Oil prices rose significantly following the Fed’s decision not to raise interest rates. Brent North Sea crude for January delivery rose 1.39% to $85.81 a barrel, while West Texas Intermediate (WTI) for December delivery gained 1.49% to $81.64 a barrel.
Outlook for U.S. oil demand
Analysts at Energi Danmark explained that this increase was due to the Fed’s decision not to raise interest rates, which reassured the markets. The Fed’s decision to maintain the status quo for the second time in a row is designed to support economic activity and avoid a recession.
This news could have a positive impact on oil demand in the United States, the world’s largest oil consumer. Indeed, interest rate hikes to combat inflation tend to slow the economy, which can reduce demand for oil.
DNB analysts noted that “the Fed has hinted that it may be finished raising interest rates”, which could be beneficial for oil demand.
Tensions in the Middle East and their potential impact
However, it should be noted that the previous day, the price of WTI had reached its lowest level in over two months at $80.30 a barrel. Some experts believe that the US economy remains solid, which could lead to further interest rate hikes.

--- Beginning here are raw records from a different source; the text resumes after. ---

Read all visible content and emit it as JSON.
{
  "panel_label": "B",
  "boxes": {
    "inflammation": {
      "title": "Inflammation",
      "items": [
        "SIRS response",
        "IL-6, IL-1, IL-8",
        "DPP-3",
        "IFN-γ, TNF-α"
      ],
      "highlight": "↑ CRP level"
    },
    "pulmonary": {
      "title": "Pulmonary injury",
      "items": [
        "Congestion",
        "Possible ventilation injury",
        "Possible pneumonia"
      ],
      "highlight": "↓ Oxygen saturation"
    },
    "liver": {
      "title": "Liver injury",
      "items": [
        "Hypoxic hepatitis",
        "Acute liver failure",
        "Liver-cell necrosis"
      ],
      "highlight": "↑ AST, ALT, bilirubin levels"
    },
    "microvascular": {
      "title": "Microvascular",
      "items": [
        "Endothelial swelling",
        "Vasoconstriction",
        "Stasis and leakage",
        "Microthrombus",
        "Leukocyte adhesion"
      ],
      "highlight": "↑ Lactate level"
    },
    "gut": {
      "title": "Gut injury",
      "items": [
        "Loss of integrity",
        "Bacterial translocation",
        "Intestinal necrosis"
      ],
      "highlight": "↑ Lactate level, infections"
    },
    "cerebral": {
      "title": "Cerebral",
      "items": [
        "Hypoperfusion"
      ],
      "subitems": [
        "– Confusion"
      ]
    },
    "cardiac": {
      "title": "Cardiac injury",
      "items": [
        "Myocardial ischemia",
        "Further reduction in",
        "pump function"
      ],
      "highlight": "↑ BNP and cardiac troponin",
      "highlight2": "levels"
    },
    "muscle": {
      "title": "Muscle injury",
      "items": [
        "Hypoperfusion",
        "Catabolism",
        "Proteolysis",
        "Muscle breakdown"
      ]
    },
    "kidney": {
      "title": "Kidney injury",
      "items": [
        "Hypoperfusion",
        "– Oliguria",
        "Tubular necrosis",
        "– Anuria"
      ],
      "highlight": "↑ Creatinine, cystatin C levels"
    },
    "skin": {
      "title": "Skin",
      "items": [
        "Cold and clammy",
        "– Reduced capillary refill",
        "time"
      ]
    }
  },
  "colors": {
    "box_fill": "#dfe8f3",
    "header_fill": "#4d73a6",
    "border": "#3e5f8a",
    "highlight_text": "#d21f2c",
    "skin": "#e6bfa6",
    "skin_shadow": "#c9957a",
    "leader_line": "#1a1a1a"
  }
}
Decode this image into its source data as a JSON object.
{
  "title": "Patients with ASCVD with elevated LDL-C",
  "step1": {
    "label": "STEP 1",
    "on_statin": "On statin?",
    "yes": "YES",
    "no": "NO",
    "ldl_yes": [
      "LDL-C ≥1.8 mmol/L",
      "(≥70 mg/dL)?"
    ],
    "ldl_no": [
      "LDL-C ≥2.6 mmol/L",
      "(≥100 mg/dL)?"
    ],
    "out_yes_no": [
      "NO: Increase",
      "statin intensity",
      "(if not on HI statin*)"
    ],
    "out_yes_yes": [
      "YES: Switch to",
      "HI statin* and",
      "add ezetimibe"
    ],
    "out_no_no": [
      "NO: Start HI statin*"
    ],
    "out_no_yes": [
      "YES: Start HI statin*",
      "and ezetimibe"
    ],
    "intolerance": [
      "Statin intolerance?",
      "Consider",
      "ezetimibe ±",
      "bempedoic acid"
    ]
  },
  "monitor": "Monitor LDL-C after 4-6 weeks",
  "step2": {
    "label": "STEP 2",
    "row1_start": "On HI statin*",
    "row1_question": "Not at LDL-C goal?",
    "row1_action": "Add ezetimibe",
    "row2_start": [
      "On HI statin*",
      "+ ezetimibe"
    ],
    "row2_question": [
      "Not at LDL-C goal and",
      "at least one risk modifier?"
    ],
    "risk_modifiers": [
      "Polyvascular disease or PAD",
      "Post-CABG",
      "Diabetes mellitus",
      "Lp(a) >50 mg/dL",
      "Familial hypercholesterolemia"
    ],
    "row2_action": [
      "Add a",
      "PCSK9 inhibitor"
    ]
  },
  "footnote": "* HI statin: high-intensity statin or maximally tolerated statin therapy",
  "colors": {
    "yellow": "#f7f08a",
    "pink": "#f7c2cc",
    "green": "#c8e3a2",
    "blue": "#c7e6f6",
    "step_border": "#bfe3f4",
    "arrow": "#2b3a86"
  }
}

PVM’s Tamas Varga stated that “the conviction that a further rate hike remains plausible has strengthened”, but he also stressed that monetary tightening could have negative consequences.
Meanwhile, Mirabaud analyst John Plassard noted that investors are keeping a close eye on the situation in the Middle East, particularly the tensions between Israel and Hamas. Although worries about crude oil supply have diminished, they are still present.
In short, the Fed’s decision to maintain interest rates has led to a rise in oil prices. However, the future remains uncertain, with differing opinions as to the long-term impact on the economy and demand for oil.